Then, we will create the variables for the training loop. Among them, we will create an optimizer: the Nesterov Accelerated Gradient (NAG). 

The *NAG* optimizer is a variant of the original *Momentum optimization* algorithm. The idea of this optimizer is to add momentum to the gradient. The same way a ball rolling down a slope (like in a street) has some momentum, e.g., the ball accelerates when rolls down, the gradient here will gain momentum when approaches to the minimum.

The *NAG* extends the *Momentum Optimization* algorithm, by measuring the gradient of the cost function not at local point, but at different position. Being $\theta$ the vector of the weights, NAG measures the gradient not in local $\theta$, but in $\theta + \beta m$, where $\beta$ is a friction factor, and $m$ is the momentum vector, in direction of the momentum. 

The algorithm for *NAG* is the following:

> 1. $m \gets \beta m - \eta \nabla_\theta J(\theta + \beta m)$
> 2. $\theta \gets \theta + m$

*NAG* keeps track of the previous gradients in the momentum vector $m$. Substract the Gradient at the point $\theta + \beta m$, and then updates the weights $\theta$.
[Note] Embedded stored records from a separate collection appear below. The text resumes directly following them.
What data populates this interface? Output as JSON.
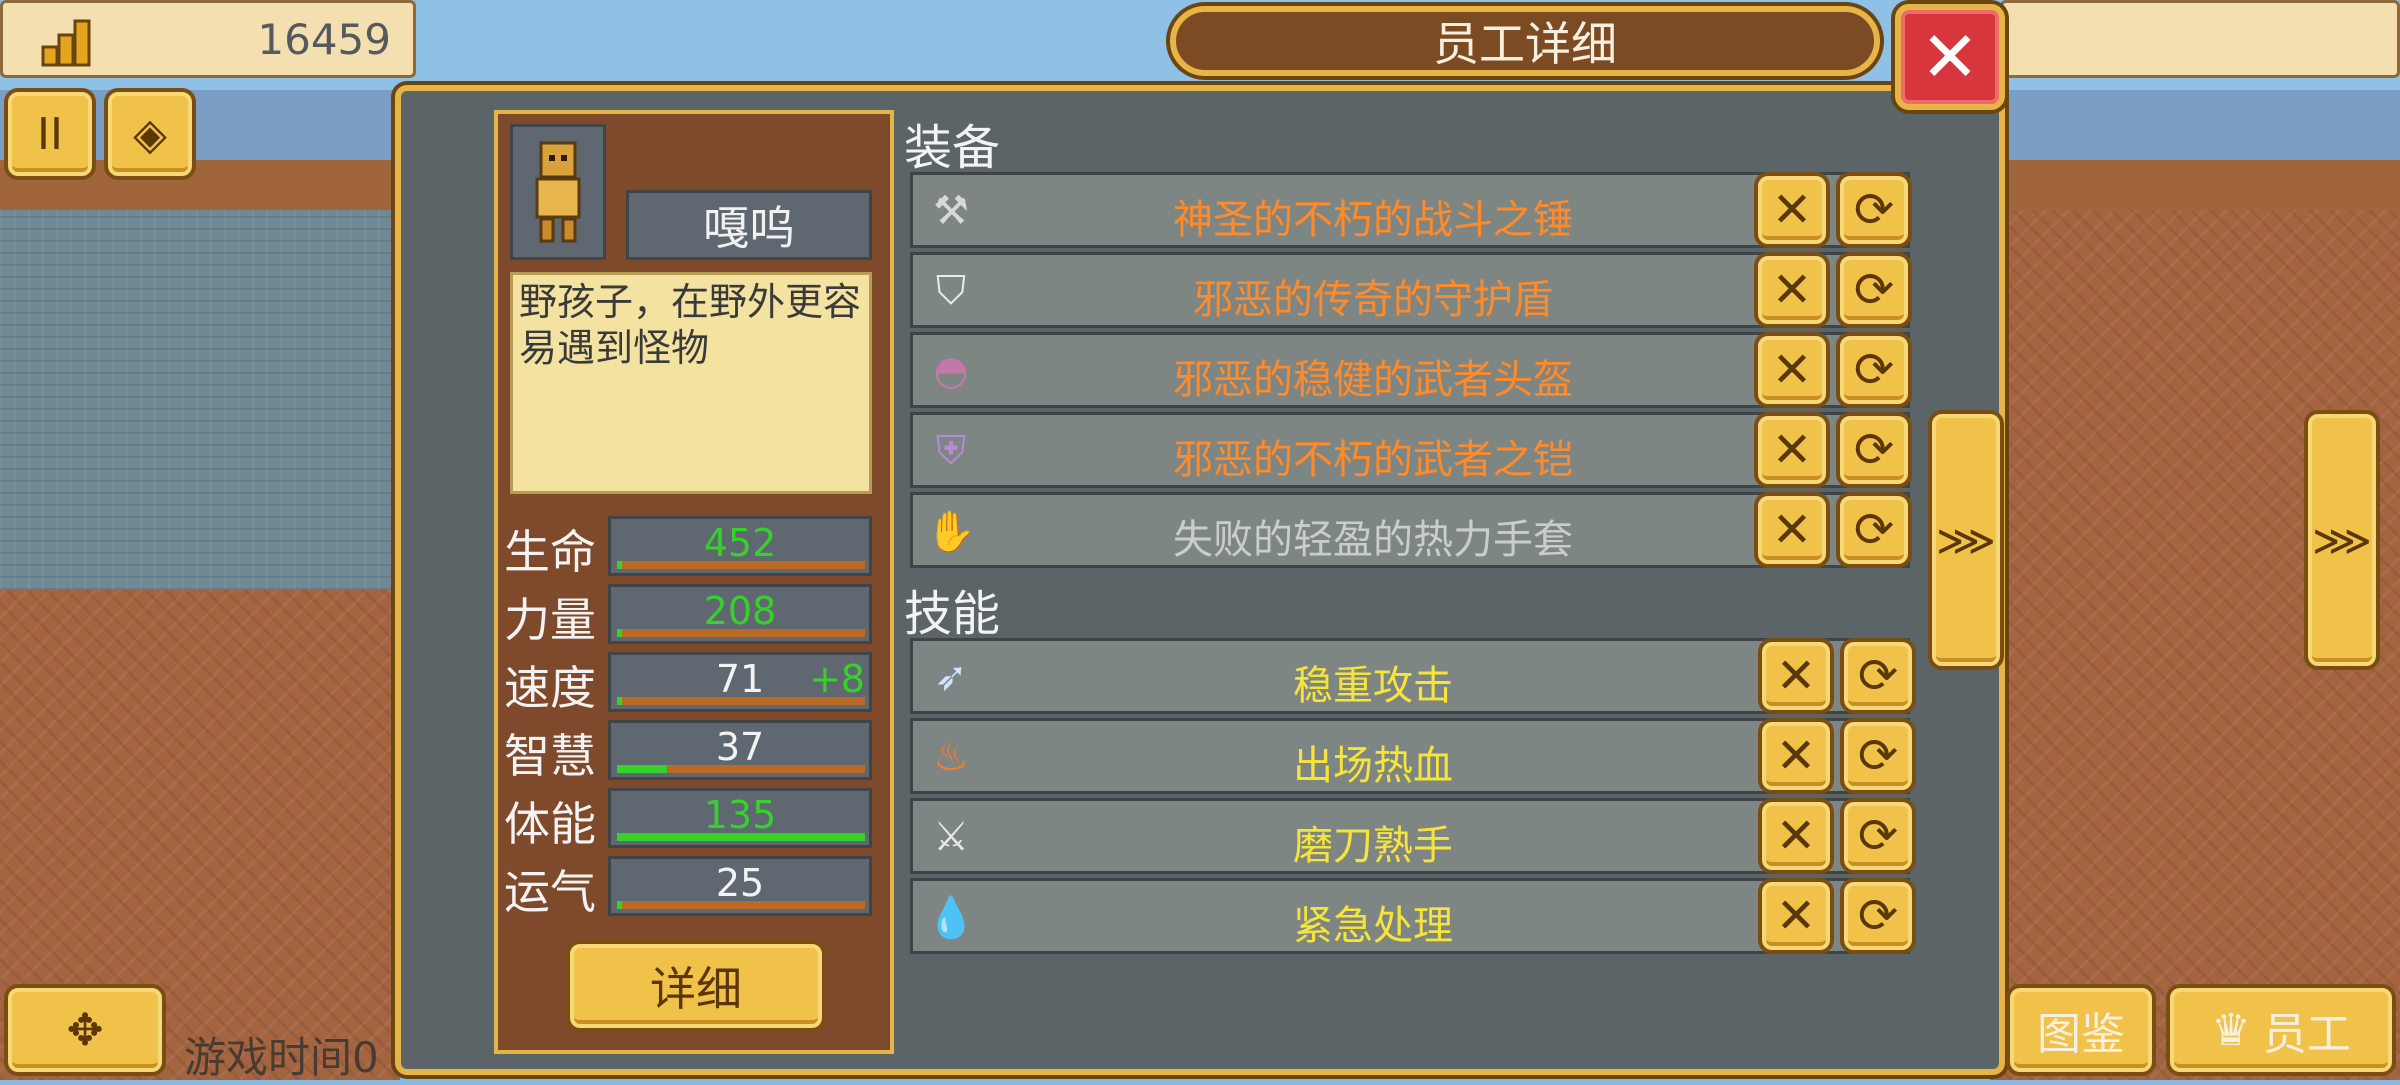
{
  "hud": {
    "coins": "16459",
    "coins_icon": "coin-stack-icon",
    "pause_label": "II",
    "game_time_label": "游戏时间0"
  },
  "panel": {
    "title": "员工详细",
    "close_label": "✕"
  },
  "employee": {
    "name": "嘎呜",
    "description": "野孩子，在野外更容易遇到怪物",
    "detail_button": "详细",
    "stats": [
      {
        "label": "生命",
        "value": "452",
        "bonus": "",
        "value_color": "#37d12b",
        "fill": 0.02
      },
      {
        "label": "力量",
        "value": "208",
        "bonus": "",
        "value_color": "#37d12b",
        "fill": 0.02
      },
      {
        "label": "速度",
        "value": "71",
        "bonus": "+8",
        "value_color": "#f3f3f3",
        "fill": 0.02
      },
      {
        "label": "智慧",
        "value": "37",
        "bonus": "",
        "value_color": "#f3f3f3",
        "fill": 0.2
      },
      {
        "label": "体能",
        "value": "135",
        "bonus": "",
        "value_color": "#37d12b",
        "fill": 1.0
      },
      {
        "label": "运气",
        "value": "25",
        "bonus": "",
        "value_color": "#f3f3f3",
        "fill": 0.02
      }
    ]
  },
  "equipment": {
    "heading": "装备",
    "items": [
      {
        "name": "神圣的不朽的战斗之锤",
        "color": "#ff8a2a",
        "icon": "hammer-icon",
        "glyph": "⚒"
      },
      {
        "name": "邪恶的传奇的守护盾",
        "color": "#ff8a2a",
        "icon": "shield-icon",
        "glyph": "⛉"
      },
      {
        "name": "邪恶的稳健的武者头盔",
        "color": "#ff8a2a",
        "icon": "helmet-icon",
        "glyph": "◓"
      },
      {
        "name": "邪恶的不朽的武者之铠",
        "color": "#ff8a2a",
        "icon": "armor-icon",
        "glyph": "⛨"
      },
      {
        "name": "失败的轻盈的热力手套",
        "color": "#c9cdcd",
        "icon": "glove-icon",
        "glyph": "✋"
      }
    ]
  },
  "skills": {
    "heading": "技能",
    "items": [
      {
        "name": "稳重攻击",
        "color": "#f6e43a",
        "icon": "slash-icon",
        "glyph": "➶"
      },
      {
        "name": "出场热血",
        "color": "#f6e43a",
        "icon": "flame-icon",
        "glyph": "♨"
      },
      {
        "name": "磨刀熟手",
        "color": "#f6e43a",
        "icon": "sword-icon",
        "glyph": "⚔"
      },
      {
        "name": "紧急处理",
        "color": "#f6e43a",
        "icon": "potion-icon",
        "glyph": "💧"
      }
    ]
  },
  "actions": {
    "remove_glyph": "✕",
    "swap_glyph": "⟳"
  },
  "nav": {
    "prev_glyph": "⋘",
    "next_glyph": "⋙"
  },
  "bottom": {
    "codex_label": "图鉴",
    "staff_label": "员工",
    "staff_icon": "crown-icon"
  }
}
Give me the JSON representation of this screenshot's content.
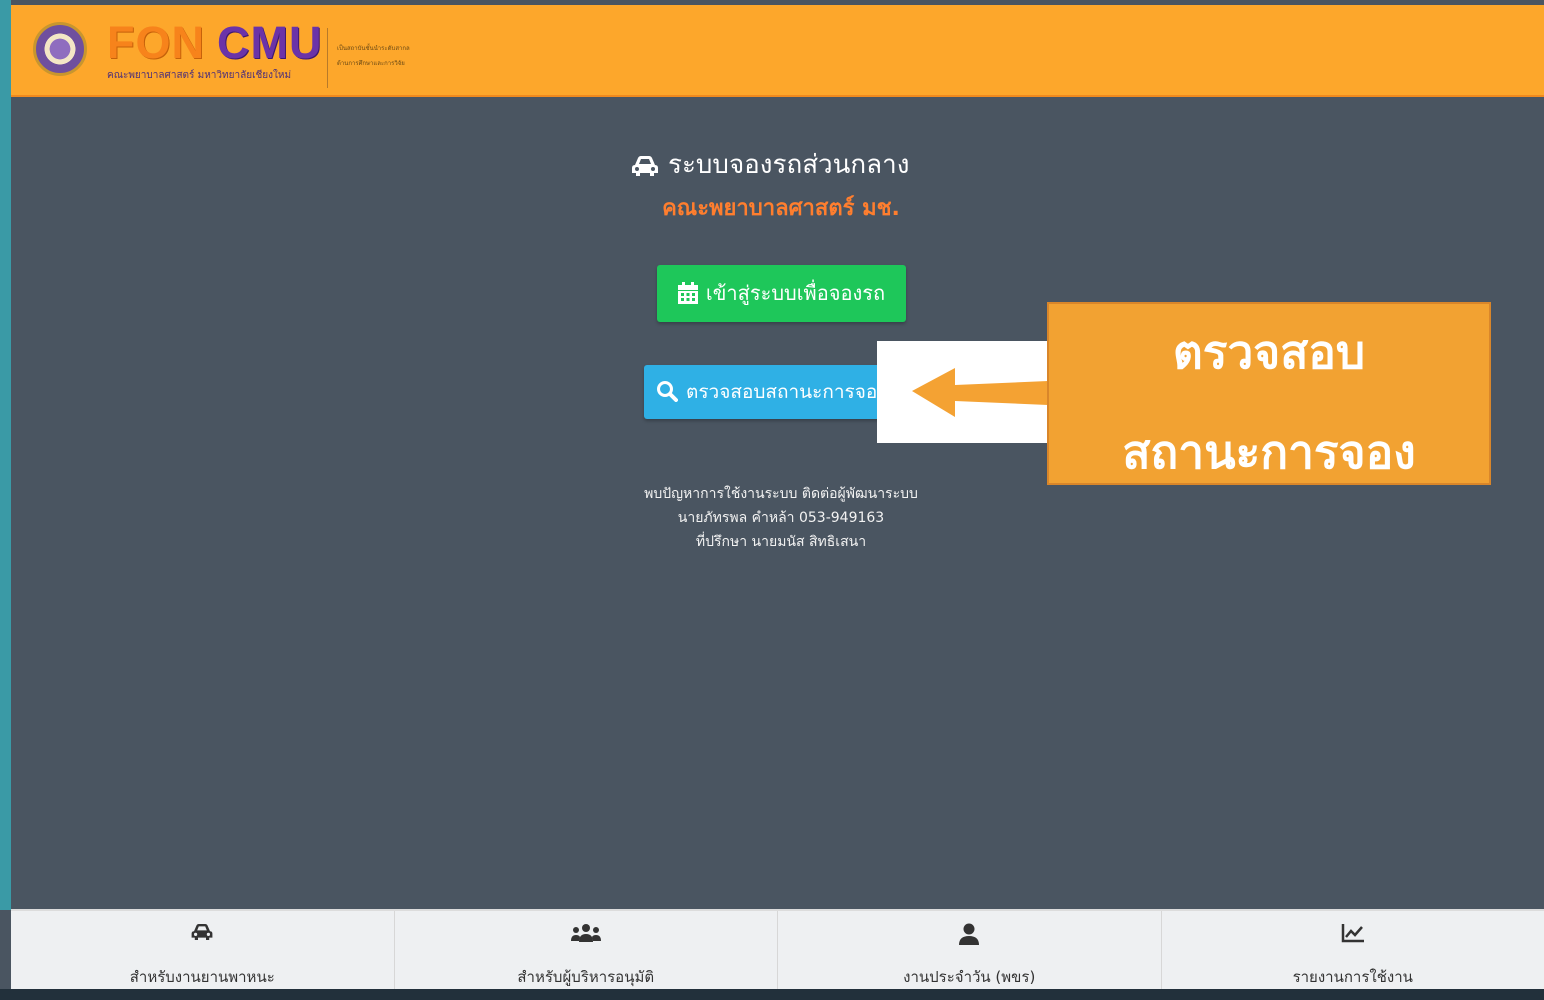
{
  "header": {
    "logo_fon": "FON",
    "logo_cmu": "CMU",
    "logo_subtitle": "คณะพยาบาลศาสตร์ มหาวิทยาลัยเชียงใหม่",
    "tagline_line1": "เป็นสถาบันชั้นนำระดับสากล",
    "tagline_line2": "ด้านการศึกษาและการวิจัย"
  },
  "main": {
    "title": "ระบบจองรถส่วนกลาง",
    "subtitle": "คณะพยาบาลศาสตร์ มช.",
    "book_button": "เข้าสู่ระบบเพื่อจองรถ",
    "check_button": "ตรวจสอบสถานะการจอง",
    "contact_line1": "พบปัญหาการใช้งานระบบ ติดต่อผู้พัฒนาระบบ",
    "contact_line2": "นายภัทรพล คำหล้า 053-949163",
    "contact_line3": "ที่ปรึกษา นายมนัส สิทธิเสนา"
  },
  "callout": {
    "line1": "ตรวจสอบ",
    "line2": "สถานะการจอง"
  },
  "footer": {
    "items": [
      {
        "label": "สำหรับงานยานพาหนะ",
        "icon": "car-icon"
      },
      {
        "label": "สำหรับผู้บริหารอนุมัติ",
        "icon": "users-icon"
      },
      {
        "label": "งานประจำวัน (พขร)",
        "icon": "user-icon"
      },
      {
        "label": "รายงานการใช้งาน",
        "icon": "chart-icon"
      }
    ]
  },
  "colors": {
    "header_bg": "#fda72b",
    "page_bg": "#4a5561",
    "book_button_bg": "#1ec75a",
    "check_button_bg": "#2fb0e5",
    "subtitle_color": "#ff7e2e",
    "callout_bg": "#f2a232"
  }
}
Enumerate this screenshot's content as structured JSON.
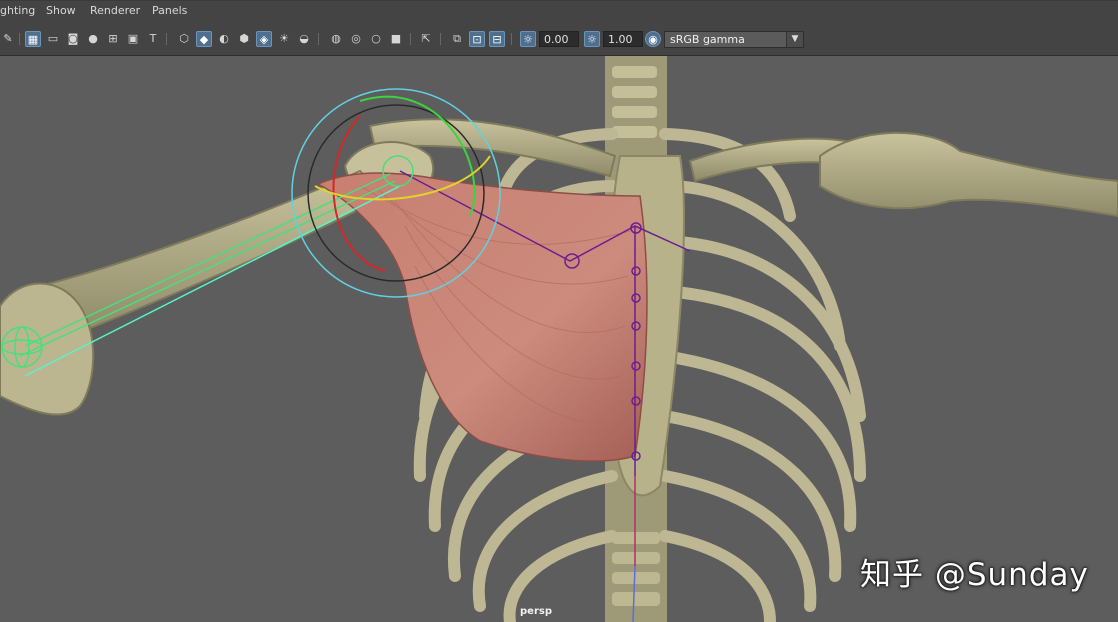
{
  "menu": {
    "items": [
      "ghting",
      "Show",
      "Renderer",
      "Panels"
    ]
  },
  "toolbar": {
    "exposure_value": "0.00",
    "gamma_value": "1.00",
    "color_space": "sRGB gamma",
    "icons": [
      "select-camera-icon",
      "grid-icon",
      "film-gate-icon",
      "resolution-gate-icon",
      "gate-mask-icon",
      "field-chart-icon",
      "safe-action-icon",
      "safe-title-icon",
      "wireframe-icon",
      "smooth-shade-icon",
      "default-material-icon",
      "wireframe-on-shaded-icon",
      "xray-icon",
      "lights-icon",
      "shadows-icon",
      "screen-space-ao-icon",
      "motion-blur-icon",
      "multisample-aa-icon",
      "depth-of-field-icon",
      "isolate-select-icon",
      "xray-joints-icon",
      "xray-active-icon",
      "exposure-toggle-icon",
      "gamma-toggle-icon",
      "view-transform-icon"
    ],
    "dropdown_arrow": "chevron-down-icon"
  },
  "viewport": {
    "camera": "persp",
    "watermark": "知乎 @Sunday",
    "background": "#5d5d5d",
    "bone_color": "#b8b48f",
    "muscle_color": "#c97b6c",
    "joint_color": "#6b1f8f",
    "control_color": "#5fd1e3"
  }
}
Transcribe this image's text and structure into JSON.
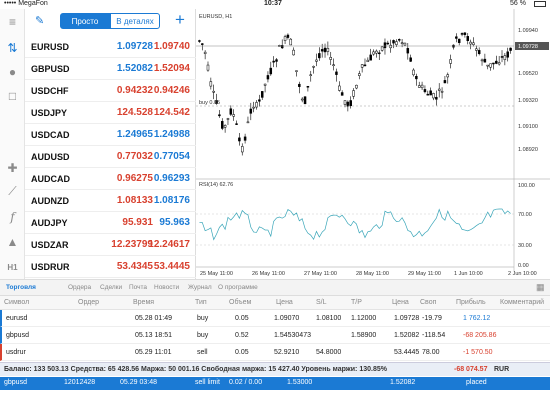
{
  "status": {
    "carrier": "••••• MegaFon",
    "time": "10:37",
    "battery": "56 %"
  },
  "quotes": {
    "tab_simple": "Просто",
    "tab_details": "В деталях",
    "add": "+",
    "rows": [
      {
        "symbol": "EURUSD",
        "bid": "1.09728",
        "ask": "1.09740",
        "bid_color": "blue",
        "ask_color": "red"
      },
      {
        "symbol": "GBPUSD",
        "bid": "1.52082",
        "ask": "1.52094",
        "bid_color": "blue",
        "ask_color": "red"
      },
      {
        "symbol": "USDCHF",
        "bid": "0.94232",
        "ask": "0.94246",
        "bid_color": "red",
        "ask_color": "red"
      },
      {
        "symbol": "USDJPY",
        "bid": "124.528",
        "ask": "124.542",
        "bid_color": "red",
        "ask_color": "red"
      },
      {
        "symbol": "USDCAD",
        "bid": "1.24965",
        "ask": "1.24988",
        "bid_color": "blue",
        "ask_color": "blue"
      },
      {
        "symbol": "AUDUSD",
        "bid": "0.77032",
        "ask": "0.77054",
        "bid_color": "red",
        "ask_color": "blue"
      },
      {
        "symbol": "AUDCAD",
        "bid": "0.96275",
        "ask": "0.96293",
        "bid_color": "red",
        "ask_color": "blue"
      },
      {
        "symbol": "AUDNZD",
        "bid": "1.08133",
        "ask": "1.08176",
        "bid_color": "red",
        "ask_color": "blue"
      },
      {
        "symbol": "AUDJPY",
        "bid": "95.931",
        "ask": "95.963",
        "bid_color": "red",
        "ask_color": "blue"
      },
      {
        "symbol": "USDZAR",
        "bid": "12.23799",
        "ask": "12.24617",
        "bid_color": "red",
        "ask_color": "red"
      },
      {
        "symbol": "USDRUR",
        "bid": "53.4345",
        "ask": "53.4445",
        "bid_color": "red",
        "ask_color": "red"
      }
    ]
  },
  "chart": {
    "title": "EURUSD, H1",
    "rsi_label": "RSI(14) 62.76",
    "buy_label": "buy 0.05",
    "price_badge": "1.09728",
    "price_ticks": [
      "1.09940",
      "1.09700",
      "1.09520",
      "1.09320",
      "1.09100",
      "1.08920"
    ],
    "rsi_ticks": [
      "100.00",
      "70.00",
      "30.00",
      "0.00"
    ],
    "time_ticks": [
      "25 May 11:00",
      "26 May 11:00",
      "27 May 11:00",
      "28 May 11:00",
      "29 May 11:00",
      "1 Jun 10:00",
      "2 Jun 10:00"
    ]
  },
  "tabs": [
    "Торговля",
    "Ордера",
    "Сделки",
    "Почта",
    "Новости",
    "Журнал",
    "О программе"
  ],
  "table": {
    "headers": [
      "Символ",
      "Ордер",
      "Время",
      "Тип",
      "Объем",
      "Цена",
      "S/L",
      "T/P",
      "Цена",
      "Своп",
      "Прибыль",
      "Комментарий"
    ],
    "rows": [
      {
        "symbol": "eurusd",
        "order": "",
        "time": "05.28 01:49",
        "type": "buy",
        "volume": "0.05",
        "price": "1.09070",
        "sl": "1.08100",
        "tp": "1.12000",
        "cur": "1.09728",
        "swap": "-19.79",
        "profit": "1 762.12",
        "profit_color": "blue"
      },
      {
        "symbol": "gbpusd",
        "order": "",
        "time": "05.13 18:51",
        "type": "buy",
        "volume": "0.52",
        "price": "1.54530473",
        "sl": "",
        "tp": "1.58900",
        "cur": "1.52082",
        "swap": "-118.54",
        "profit": "-68 205.86",
        "profit_color": "red"
      },
      {
        "symbol": "usdrur",
        "order": "",
        "time": "05.29 11:01",
        "type": "sell",
        "volume": "0.05",
        "price": "52.9210",
        "sl": "54.8000",
        "tp": "",
        "cur": "53.4445",
        "swap": "78.00",
        "profit": "-1 570.50",
        "profit_color": "red"
      }
    ]
  },
  "balance": {
    "text": "Баланс: 133 503.13 Средства: 65 428.56 Маржа: 50 001.16 Свободная маржа: 15 427.40 Уровень маржи: 130.85%",
    "total": "-68 074.57",
    "currency": "RUR"
  },
  "pending": {
    "symbol": "gbpusd",
    "order": "12012428",
    "time": "05.29 03:48",
    "type": "sell limit",
    "volume": "0.02 / 0.00",
    "price": "1.53000",
    "cur": "1.52082",
    "status": "placed"
  }
}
For further information of the *NAG* algorithm, please visit [this post](https://machinelearningmastery.com/gradient-descent-with-nesterov-momentum-from-scratch/).

In [7]:
# Create a simple model, using BatchNormalization layers

mnist_model = models.Sequential([
    layers.Flatten(input_shape=[28, 28]),
    layers.LayerNormalization(),        # To normalize the input of the model
    layers.Dense(300, activation='elu', kernel_initializer='he_normal'),
    layers.Dense(300, activation='elu', kernel_initializer='he_normal'),
    layers.Dense(10, activation='softmax', kernel_initializer='glorot_normal')
])

# Set the variables for the training loop
n_epochs = 25
batch_size = 1500
n_steps = len(x_train) // batch_size
optimizer = optimizers.SGD(momentum=0.9, nesterov=True)     # Nesterov Accelerated Gradient
loss_fn = losses.SparseCategoricalCrossentropy(name='Val_Loss')
mean_loss = metrics.Mean(name='Loss')
metrics_model = [metrics.SparseCategoricalAccuracy(name='Accuracy')]

Now let's create the actual training loop. We will create to loops: one for the epochs and other for the steps.

The steps of the training loop are the following:

- First we randomly sample $n$ instances of the training set.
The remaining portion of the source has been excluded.